We got permission to put in some of Judy’s favourite things, so her funny three-foot high wooden chickens came to church and were set up by the big photo at the front. Because some people had to sit on the other part of the church, because all the pews were filled, we had a big photo of Judy while she was being inducted into the native community. Nikki had the stuffed toy that Judy had with her in hospital and a lot of other special things were at the church.
It was always a custom to have a tea afterwards, so people had organized doing a photo collage so we had in the tea hall lots of snapshots of Judy and her life, with her real kids (Judy didn’t have kids off her own, so she claimed every little kid for her own), old black and white shots of her when she was a kid, and from riding horses to playing with kids, hiking, etc.

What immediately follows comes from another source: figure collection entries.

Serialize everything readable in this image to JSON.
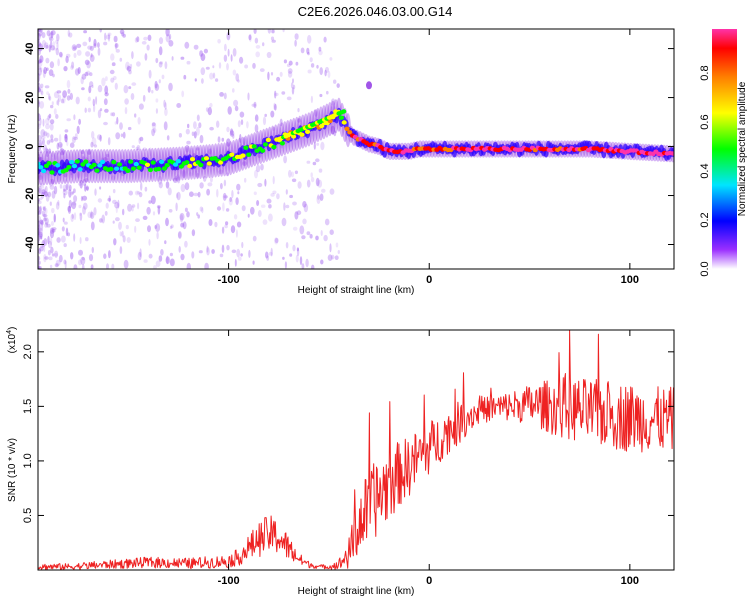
{
  "title": "C2E6.2026.046.03.00.G14",
  "colors": {
    "snr_line": "#ee2222",
    "frame": "#000000"
  },
  "chart_data": [
    {
      "type": "heatmap",
      "xlabel": "Height of straight line (km)",
      "ylabel": "Frequency (Hz)",
      "xlim": [
        -195,
        122
      ],
      "ylim": [
        -50,
        48
      ],
      "xticks": [
        -100,
        0,
        100
      ],
      "xtick_labels": [
        "-100",
        "0",
        "100"
      ],
      "yticks": [
        -40,
        -20,
        0,
        20,
        40
      ],
      "ytick_labels": [
        "-40",
        "-20",
        "0",
        "20",
        "40"
      ],
      "ridge": {
        "x": [
          -195,
          -175,
          -150,
          -125,
          -110,
          -100,
          -90,
          -80,
          -70,
          -60,
          -55,
          -50,
          -45,
          -40,
          -38,
          -35,
          -30,
          -25,
          -20,
          -15,
          -10,
          -5,
          0,
          10,
          20,
          40,
          60,
          80,
          100,
          122
        ],
        "freq": [
          -9,
          -8,
          -8,
          -7,
          -6,
          -5,
          -2,
          1,
          4,
          7,
          9,
          11,
          13,
          6,
          4,
          3,
          1,
          0,
          -2,
          -2,
          -2,
          -1,
          -1,
          -1,
          -1,
          -1,
          -1,
          -1,
          -2,
          -3
        ],
        "amplitude": [
          0.35,
          0.38,
          0.38,
          0.4,
          0.4,
          0.45,
          0.45,
          0.5,
          0.55,
          0.6,
          0.62,
          0.6,
          0.55,
          0.75,
          0.8,
          0.82,
          0.85,
          0.9,
          0.95,
          0.95,
          0.9,
          0.85,
          0.8,
          0.85,
          0.95,
          0.95,
          0.9,
          0.92,
          0.95,
          0.97
        ]
      },
      "colorbar": {
        "label": "Normalized spectral amplitude",
        "range": [
          0,
          0.98
        ],
        "ticks": [
          0.0,
          0.2,
          0.4,
          0.6,
          0.8
        ],
        "tick_labels": [
          "0.0",
          "0.2",
          "0.4",
          "0.6",
          "0.8"
        ]
      }
    },
    {
      "type": "line",
      "xlabel": "Height of straight line (km)",
      "ylabel": "SNR (10 * v/v)",
      "y_multiplier_label": "(x10",
      "y_multiplier_exp": "4",
      "y_multiplier_close": ")",
      "xlim": [
        -195,
        122
      ],
      "ylim": [
        0,
        2.2
      ],
      "xticks": [
        -100,
        0,
        100
      ],
      "xtick_labels": [
        "-100",
        "0",
        "100"
      ],
      "yticks": [
        0.5,
        1.0,
        1.5,
        2.0
      ],
      "ytick_labels": [
        "0.5",
        "1.0",
        "1.5",
        "2.0"
      ],
      "series": [
        {
          "name": "SNR",
          "x": [
            -195,
            -180,
            -160,
            -140,
            -120,
            -100,
            -95,
            -90,
            -85,
            -80,
            -75,
            -70,
            -65,
            -60,
            -55,
            -50,
            -45,
            -40,
            -35,
            -30,
            -25,
            -20,
            -15,
            -10,
            -5,
            0,
            5,
            10,
            15,
            20,
            25,
            30,
            40,
            50,
            60,
            70,
            80,
            90,
            100,
            110,
            122
          ],
          "mean": [
            0.03,
            0.03,
            0.05,
            0.07,
            0.06,
            0.08,
            0.12,
            0.2,
            0.28,
            0.33,
            0.3,
            0.2,
            0.1,
            0.05,
            0.03,
            0.03,
            0.05,
            0.15,
            0.42,
            0.58,
            0.68,
            0.8,
            0.88,
            0.95,
            1.05,
            1.12,
            1.2,
            1.28,
            1.35,
            1.42,
            1.45,
            1.48,
            1.5,
            1.52,
            1.5,
            1.48,
            1.45,
            1.42,
            1.4,
            1.38,
            1.38
          ],
          "noise": [
            0.03,
            0.03,
            0.04,
            0.05,
            0.05,
            0.06,
            0.08,
            0.12,
            0.16,
            0.18,
            0.16,
            0.12,
            0.06,
            0.03,
            0.02,
            0.02,
            0.05,
            0.15,
            0.3,
            0.35,
            0.35,
            0.35,
            0.3,
            0.28,
            0.25,
            0.25,
            0.22,
            0.2,
            0.2,
            0.15,
            0.12,
            0.12,
            0.14,
            0.18,
            0.25,
            0.3,
            0.3,
            0.32,
            0.32,
            0.3,
            0.3
          ]
        }
      ]
    }
  ]
}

My daughter Nikki is sad and happy, and very tired, and as we all are. It’s hard to go thru anything without feeling every emotion that exists. Once you feel them so intensely for so many days, it’s time to get back to normal. That doesn’t mean we’ll forget. It just means that a very big event in our lives is over, and now we have to pick up the pieces and move on.
If you want to pass this info on, please do so. If I made any mistakes in the information, I’m sorry but it’s been a busy week, and we’ve all had a lot on our plates. But we got thru it.
If you want to contact me to say hello or have some tea, or email me from where ever you are my information is below. I have contact information for my other sisters, and other friends – Judy gave me her list.
One name I am worried about is Gloria Benz. Gloria, I don’t have your phone number and directory assistance couldn’t didn’t have you listed, but hopefully this will find you – maybe someone else who will get the letter knows your address – I have you listed in Perry OHIO.
I know right now you want to say your condolences to our family and to Roy and Roy’s family. Roy is as fine as he can be, and there are things put in place that will help him through this while he continues to remain on the Ranch.
One of the native speakers, whose name was Martin Eagle-Child announced at the funeral that the native community will be doing a special Pow-Wow and ceremony and we were all invited, and they’ll get us the details, and we’ll get them to you. I would guess that that would likely happen in the spring or summer, but didn’t get details yet.
Her name was Judy Elaine Phillips O’Sullivan Ohpokawakaasaakkii
Judy Elaine Phillips was her maiden name, O’Sullivan is her married name, and Ohpokawakaasaakkii her spiritual name, which means Little Deer Woman in English. There’s a pretty long list of nick names, but to a lot of the little kids she taught, she was Mrs. O’. I’m sure we can make a really long list if we put it together, which would be fun.